A few hours. Renna's breathing in my ears. That blue tint around her lips.

"In the meantime," the other guard says, pushing off the wall with the lazy interest of someone who's found entertainment, "you're a debtor in a restricted administrative corridor without authorization. That's a protocol violation."

I feel the ground shift under me before anything physical happens. The way a conversation stops being a conversation and becomes something with rules that only one side knows.

"Standard procedure for unauthorized debtors in restricted areas." The alert guard's voice has gone formal now, almost bored, reciting from memory. "Down on your knees, hands on your thighs, wait for escort or clearance verification. You can comply or I can file a formal violation, which goes on your record and adds six months to your debt term."

My face goes hot. Then cold. The corridor stretches in both directions, empty except for the three of us and the security cameras that record everything on this station, every moment of every day, so that somewhere in a server bank my humiliation will be stored as data.

I kneel.

The floor is cold through the thin fabric of my pants.
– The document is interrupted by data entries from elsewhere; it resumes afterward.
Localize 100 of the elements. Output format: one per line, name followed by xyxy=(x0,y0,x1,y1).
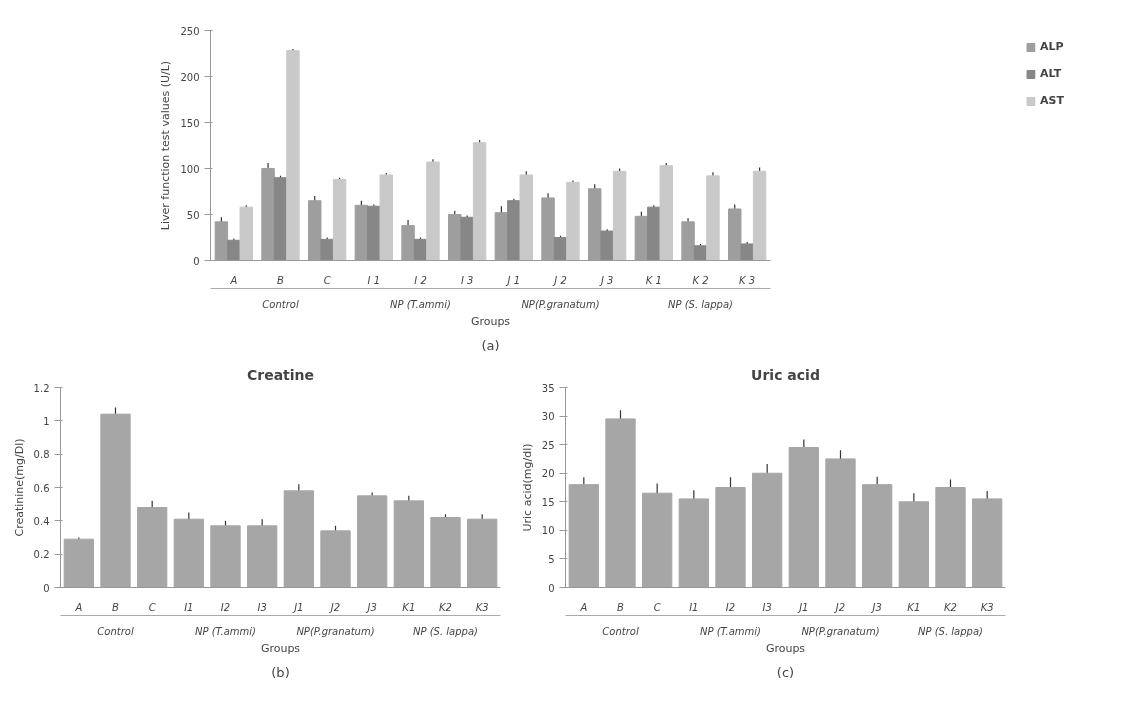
text: Control xyxy=(602,625,639,637)
x-tick-label: K1 xyxy=(907,601,921,613)
bar xyxy=(898,501,929,588)
text: (c) xyxy=(776,664,795,680)
x-tick-label: I3 xyxy=(762,601,772,613)
bar xyxy=(320,238,334,261)
y-tick-label: 150 xyxy=(180,117,200,129)
x-tick-label: I3 xyxy=(257,601,267,613)
text: (a) xyxy=(481,337,500,353)
bar xyxy=(379,174,393,261)
y-tick-label: 200 xyxy=(180,71,200,83)
text: NP (T.ammi) xyxy=(700,625,761,637)
y-tick-label: 0 xyxy=(193,255,200,267)
bar xyxy=(426,161,440,261)
x-tick-label: I1 xyxy=(184,601,194,613)
x-axis-title: Groups xyxy=(765,641,806,655)
text: NP (T.ammi) xyxy=(195,625,256,637)
bar xyxy=(210,525,241,588)
x-tick-label: K2 xyxy=(439,601,452,613)
y-tick-label: 0.2 xyxy=(33,549,50,561)
x-tick-label: J2 xyxy=(833,601,846,613)
legend-label: AST xyxy=(1040,94,1064,107)
y-axis-title: Uric acid(mg/dl) xyxy=(520,443,534,532)
x-tick-label: C xyxy=(653,601,661,613)
bar xyxy=(286,50,300,261)
x-tick-label: J3 xyxy=(365,601,377,613)
bar xyxy=(612,170,627,261)
y-tick-label: 0.8 xyxy=(33,449,50,461)
x-tick-label: I 1 xyxy=(367,274,381,286)
y-tick-label: 250 xyxy=(180,25,200,37)
x-tick-label: I2 xyxy=(725,601,736,613)
bar xyxy=(63,538,94,588)
text: NP(P.granatum) xyxy=(521,298,600,310)
x-tick-label: K3 xyxy=(980,601,994,613)
bar xyxy=(100,413,131,588)
y-tick-label: 0.4 xyxy=(33,515,50,527)
bar xyxy=(519,174,533,261)
x-tick-label: K 2 xyxy=(692,274,709,286)
bar xyxy=(568,484,599,588)
y-tick-label: 100 xyxy=(180,163,200,175)
bar xyxy=(678,498,709,588)
x-tick-label: J 1 xyxy=(505,274,521,286)
text: NP (T.ammi) xyxy=(390,298,451,310)
text: Control xyxy=(97,625,134,637)
y-tick-label: 10 xyxy=(541,525,555,537)
bar xyxy=(862,484,893,588)
y-tick-label: 1 xyxy=(43,415,50,427)
bar xyxy=(659,165,673,261)
legend-label: ALP xyxy=(1040,40,1064,53)
text: NP (S. lappa) xyxy=(918,625,983,637)
x-tick-label: K 1 xyxy=(645,274,662,286)
x-tick-label: J 3 xyxy=(598,274,614,286)
bar xyxy=(137,507,168,588)
x-tick-label: J 2 xyxy=(552,274,567,286)
bar xyxy=(752,170,767,261)
x-tick-label: A xyxy=(74,601,83,613)
x-tick-label: J1 xyxy=(292,601,304,613)
x-tick-label: A xyxy=(579,601,588,613)
y-tick-label: 15 xyxy=(541,496,555,508)
x-tick-label: B xyxy=(277,274,285,286)
bar xyxy=(566,181,580,261)
bar xyxy=(715,487,746,588)
bar xyxy=(642,492,673,588)
y-axis-title: Liver function test values (U/L) xyxy=(159,60,173,231)
bar xyxy=(752,472,783,588)
x-tick-label: A xyxy=(229,274,238,286)
x-axis-title: Groups xyxy=(470,314,511,328)
x-tick-label: I1 xyxy=(689,601,699,613)
bar xyxy=(740,243,754,261)
y-tick-label: 35 xyxy=(541,382,555,394)
bar xyxy=(320,530,351,588)
text: (b) xyxy=(271,664,290,680)
x-tick-label: C xyxy=(148,601,156,613)
y-tick-label: 25 xyxy=(541,439,555,451)
text: NP(P.granatum) xyxy=(801,625,880,637)
bar xyxy=(247,525,278,588)
x-tick-label: J1 xyxy=(797,601,809,613)
bar xyxy=(460,216,474,261)
y-tick-label: 1.2 xyxy=(33,382,50,394)
bar xyxy=(600,230,614,261)
bar xyxy=(706,175,720,261)
bar xyxy=(357,495,388,588)
y-tick-label: 0 xyxy=(43,582,50,594)
x-tick-label: K 3 xyxy=(739,274,756,286)
chart-title: Creatine xyxy=(246,366,315,383)
bar xyxy=(239,206,253,261)
bar xyxy=(283,490,314,588)
bar xyxy=(935,487,966,588)
legend-label: ALT xyxy=(1040,67,1062,80)
x-tick-label: B xyxy=(112,601,120,613)
y-tick-label: 0 xyxy=(548,582,555,594)
y-tick-label: 5 xyxy=(548,553,555,565)
y-tick-label: 20 xyxy=(541,468,555,480)
y-tick-label: 0.6 xyxy=(33,482,50,494)
bar xyxy=(788,447,819,588)
chart-title: Uric acid xyxy=(751,366,820,383)
x-tick-label: J2 xyxy=(328,601,341,613)
x-tick-label: K3 xyxy=(475,601,489,613)
bar xyxy=(173,518,204,588)
bar xyxy=(393,500,424,588)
I put my hands on my thighs the way he said, palms down, fingers spread. The position is designed for exactly what it accomplishes: to make you feel small, manageable, owned.
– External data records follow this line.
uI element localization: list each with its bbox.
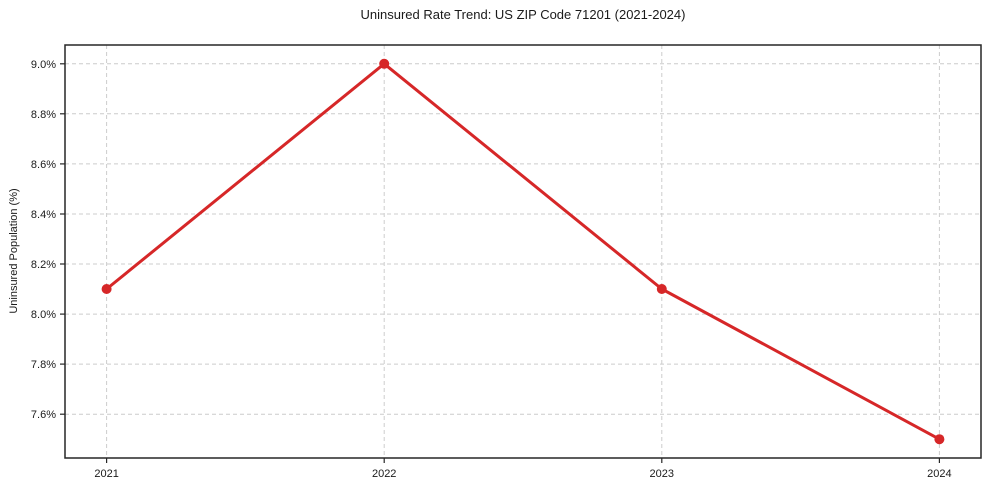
data-point [934, 434, 945, 445]
x-tick-label: 2024 [927, 468, 951, 480]
data-point [379, 58, 390, 69]
plot-border [64, 44, 982, 459]
data-point [101, 284, 112, 294]
x-tick-label: 2023 [650, 468, 674, 480]
y-tick-label: 8.4% [31, 209, 56, 221]
y-tick-label: 8.8% [31, 109, 56, 121]
y-tick-label: 8.0% [31, 309, 56, 321]
y-tick-label: 7.6% [31, 409, 56, 421]
trend-line [105, 62, 941, 441]
data-point [656, 284, 667, 294]
x-tick-label: 2022 [372, 468, 396, 480]
y-tick-label: 8.2% [31, 259, 56, 271]
chart-title: Uninsured Rate Trend: US ZIP Code 71201 … [360, 7, 686, 22]
y-tick-label: 8.6% [31, 159, 56, 171]
y-tick-label: 7.8% [31, 359, 56, 371]
x-tick-label: 2021 [94, 468, 118, 480]
y-tick-label: 9.0% [31, 59, 56, 71]
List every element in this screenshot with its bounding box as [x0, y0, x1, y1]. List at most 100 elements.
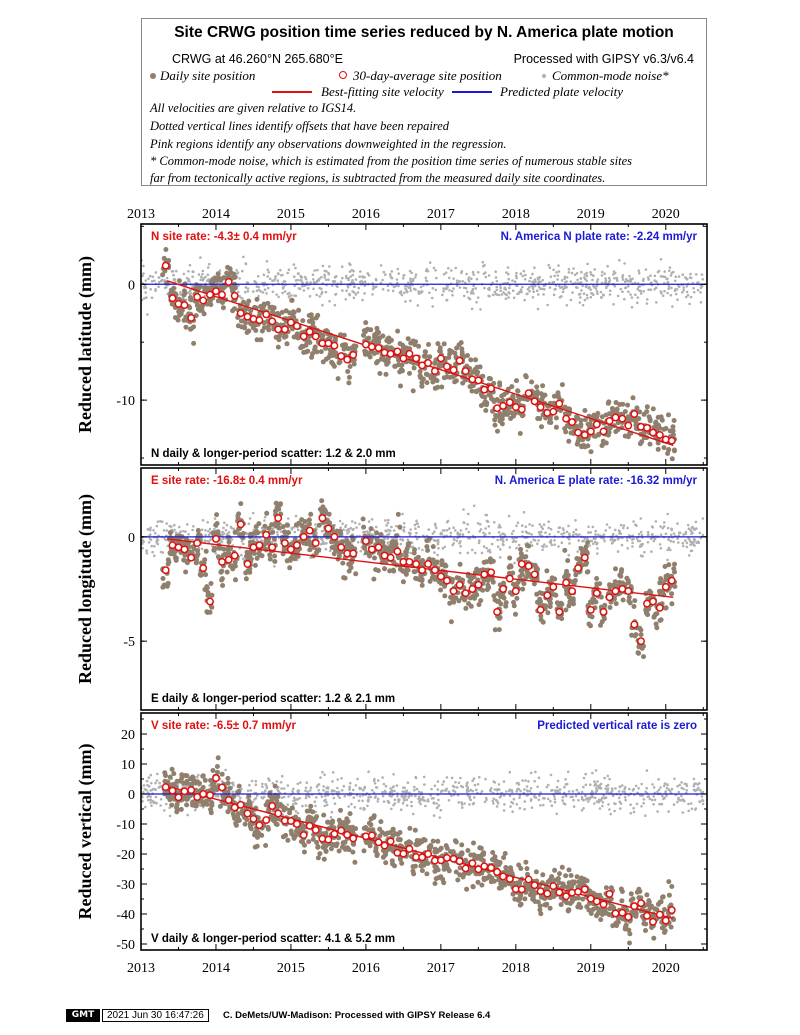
plate-line-icon	[452, 91, 492, 93]
daily-point	[492, 417, 498, 423]
daily-point	[407, 370, 412, 376]
noise-point	[322, 789, 325, 792]
noise-point	[401, 512, 404, 516]
noise-point	[593, 540, 597, 544]
daily-point	[638, 632, 644, 638]
noise-point	[538, 275, 541, 279]
noise-point	[499, 289, 503, 293]
noise-point	[154, 271, 158, 274]
daily-point	[386, 339, 392, 345]
noise-point	[141, 274, 144, 278]
noise-point	[148, 274, 152, 278]
noise-point	[241, 269, 244, 273]
noise-point	[240, 787, 243, 791]
noise-point	[589, 273, 593, 276]
daily-point	[179, 307, 185, 313]
daily-point	[567, 598, 573, 604]
avg-point	[349, 549, 358, 558]
noise-point	[631, 545, 634, 548]
noise-point	[666, 512, 669, 516]
noise-point	[517, 292, 520, 296]
daily-point	[417, 368, 423, 374]
daily-point	[442, 593, 448, 599]
note-3: Pink regions identify any observations d…	[150, 137, 507, 151]
noise-point	[266, 286, 270, 290]
noise-point	[155, 524, 159, 528]
daily-point	[201, 560, 207, 566]
noise-point	[240, 296, 243, 300]
noise-point	[335, 284, 338, 288]
daily-point	[591, 413, 597, 419]
daily-point	[535, 566, 540, 572]
daily-point	[164, 583, 170, 589]
noise-point	[560, 541, 564, 544]
noise-point	[213, 527, 216, 531]
daily-point	[405, 336, 411, 342]
daily-point	[476, 602, 482, 608]
daily-point	[375, 337, 381, 343]
noise-point	[692, 777, 696, 781]
daily-point	[626, 594, 632, 600]
noise-point	[296, 528, 300, 532]
daily-point	[224, 569, 230, 575]
noise-point	[669, 274, 673, 277]
noise-point	[663, 521, 666, 524]
avg-point	[393, 547, 402, 556]
noise-point	[604, 787, 607, 790]
noise-point	[263, 288, 267, 292]
noise-point	[321, 540, 325, 544]
avg-point	[649, 428, 657, 437]
noise-point	[460, 271, 463, 275]
noise-point	[574, 519, 577, 522]
daily-point	[395, 328, 401, 334]
noise-point	[374, 525, 378, 529]
avg-point	[374, 344, 383, 352]
noise-point	[466, 290, 469, 294]
noise-point	[415, 522, 419, 525]
noise-point	[697, 541, 701, 544]
noise-point	[617, 790, 621, 793]
daily-point	[230, 308, 236, 314]
noise-point	[485, 513, 489, 517]
daily-point	[284, 341, 290, 347]
avg-point	[330, 532, 339, 541]
noise-point	[166, 544, 170, 548]
noise-point	[692, 286, 695, 290]
daily-point	[617, 579, 622, 585]
noise-point	[387, 289, 390, 292]
noise-point	[328, 549, 332, 553]
noise-point	[646, 276, 650, 279]
daily-point	[330, 353, 335, 359]
daily-point	[256, 521, 262, 527]
avg-point	[412, 354, 421, 363]
daily-point	[467, 574, 473, 580]
daily-point	[591, 597, 597, 603]
daily-point	[565, 572, 571, 578]
avg-point	[574, 564, 583, 573]
noise-point	[498, 523, 501, 527]
daily-point	[651, 614, 657, 620]
daily-point	[507, 555, 513, 561]
noise-point	[667, 810, 670, 813]
noise-point	[640, 805, 643, 808]
noise-point	[410, 794, 414, 797]
daily-point	[594, 576, 600, 581]
noise-point	[288, 291, 291, 295]
noise-point	[611, 794, 615, 797]
noise-point	[358, 522, 361, 526]
noise-point	[242, 542, 245, 546]
noise-point	[471, 802, 475, 806]
noise-point	[519, 789, 522, 793]
daily-point	[167, 530, 173, 536]
noise-point	[223, 521, 226, 525]
noise-point	[527, 780, 530, 783]
noise-point	[331, 279, 335, 283]
noise-point	[609, 538, 612, 542]
daily-point	[313, 315, 319, 321]
noise-point	[699, 788, 702, 792]
noise-point	[494, 270, 498, 274]
noise-point	[616, 537, 620, 540]
noise-point	[499, 286, 502, 290]
noise-point	[672, 270, 675, 274]
noise-point	[457, 801, 461, 804]
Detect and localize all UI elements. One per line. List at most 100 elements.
The guards go back to their conversation. Something about a shift rotation. A card game. The mundanemachinery of their day resuming as though there isn't a woman kneeling on the floor between them. As though I'm furniture. The particular cruelty of being beneath notice.

I don't know how long I've been there when I hear the footsteps. Measured, unhurried, the click of heels that cost more than a debtor earns in a year. The sound approaches, pauses. I don't look up. I'm staring at the floor, at the scuff marks from hundreds of boots that have walked this corridor, at the fine line where the metal plating meets the wall, at anything that isn't another person's eyes.

"Gentlemen." Astra Venn's voice is cool, professionally pleasant, and instantly recognizable. "Productive afternoon?"